Who might help Remainers keep EU passports? Nobody expected the Spanish Inquisition
ELLA RACHAMIM can remember the moment she discovered Britain had voted to leave the European Union as if it were yesterday. Rather than turn off the television and go to sleep, the disappointed Remain-voter picked up her laptop and navigated to the website of the Portuguese government. The research begun that night has led Dr Rachamim, a paediatrician from London, to the brink of receiving a Portuguese passport.
A year before the Brexit referendum of 2016, Portugal and Spain passed laws which offered Sephardic Jews—those whose families once lived on the Iberian peninsula—a path to citizenship. Each country intended the gesture to act as recompense for the forcible exile of Jews in the 1490s, in one of the first acts of the Spanish Inquisition. But the two countries have unwittingly offered a lifeline for Remainers anxious to retain EU citizenship after Britain leaves the bloc.
So far at least 420 British Jews have been granted Portuguese passports under the new law; a handful more have obtained passports from Spain . The process requires applicants to demonstrate ancestry dating back to at least the mid-18th century, when Sephardim arrived in England. David Mendoza, a genealogist, says this is fairly straightforward, as the tight-knit community’s synagogue kept excellent records.
Among their reasons for wanting to secure an EU passport before Brexit, some Sephardim cite concerns about rising anti-Semitism. Dr Rachamim believes the referendum unleashed racism that had been simmering under the surface. “Even though the Holocaust didn’t directly affect my family, I always felt there was this thread of fear that it would happen again,” she says.

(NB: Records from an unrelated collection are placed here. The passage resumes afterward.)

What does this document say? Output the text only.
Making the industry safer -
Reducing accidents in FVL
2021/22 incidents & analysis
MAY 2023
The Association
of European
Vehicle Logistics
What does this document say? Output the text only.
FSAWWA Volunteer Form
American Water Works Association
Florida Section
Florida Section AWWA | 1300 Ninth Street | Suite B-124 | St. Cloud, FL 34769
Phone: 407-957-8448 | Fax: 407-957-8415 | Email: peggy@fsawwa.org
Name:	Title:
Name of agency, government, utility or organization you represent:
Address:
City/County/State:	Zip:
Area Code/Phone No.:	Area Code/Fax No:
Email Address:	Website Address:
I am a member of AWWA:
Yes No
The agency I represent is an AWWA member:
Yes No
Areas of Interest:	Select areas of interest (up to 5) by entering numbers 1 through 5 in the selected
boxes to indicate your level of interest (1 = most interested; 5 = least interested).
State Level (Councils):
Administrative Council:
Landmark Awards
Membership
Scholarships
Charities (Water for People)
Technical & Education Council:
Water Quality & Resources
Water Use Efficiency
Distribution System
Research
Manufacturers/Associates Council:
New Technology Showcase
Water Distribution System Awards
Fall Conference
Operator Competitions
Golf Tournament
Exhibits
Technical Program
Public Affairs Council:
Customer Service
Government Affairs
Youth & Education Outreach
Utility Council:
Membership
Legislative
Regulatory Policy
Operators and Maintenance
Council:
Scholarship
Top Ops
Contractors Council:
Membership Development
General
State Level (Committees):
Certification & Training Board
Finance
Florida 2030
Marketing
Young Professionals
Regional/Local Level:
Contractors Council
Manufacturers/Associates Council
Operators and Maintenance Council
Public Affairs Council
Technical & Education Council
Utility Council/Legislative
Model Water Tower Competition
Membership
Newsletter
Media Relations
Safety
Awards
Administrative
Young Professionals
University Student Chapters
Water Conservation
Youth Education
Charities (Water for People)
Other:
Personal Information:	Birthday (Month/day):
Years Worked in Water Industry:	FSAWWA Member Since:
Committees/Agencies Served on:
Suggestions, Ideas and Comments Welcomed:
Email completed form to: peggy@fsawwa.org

Britain’s equality watchdog is investigating whether the opposition Labour Party illegally discriminated against Jews.
Portuguese Jewish groups advertise what they say is a friendlier environment in their country. The Jewish Community in Porto claims there is “no anti-Semitism in the city”, making it perhaps the “best safe haven for Jews in Europe.” Mr Mendoza, a ninth-generation Londoner, is wary of such language, noting that it could even inadvertently reinforce anti-Semitic tropes which cast Jews as rootless wanderers. “My family unpacked their bags over 300 years ago.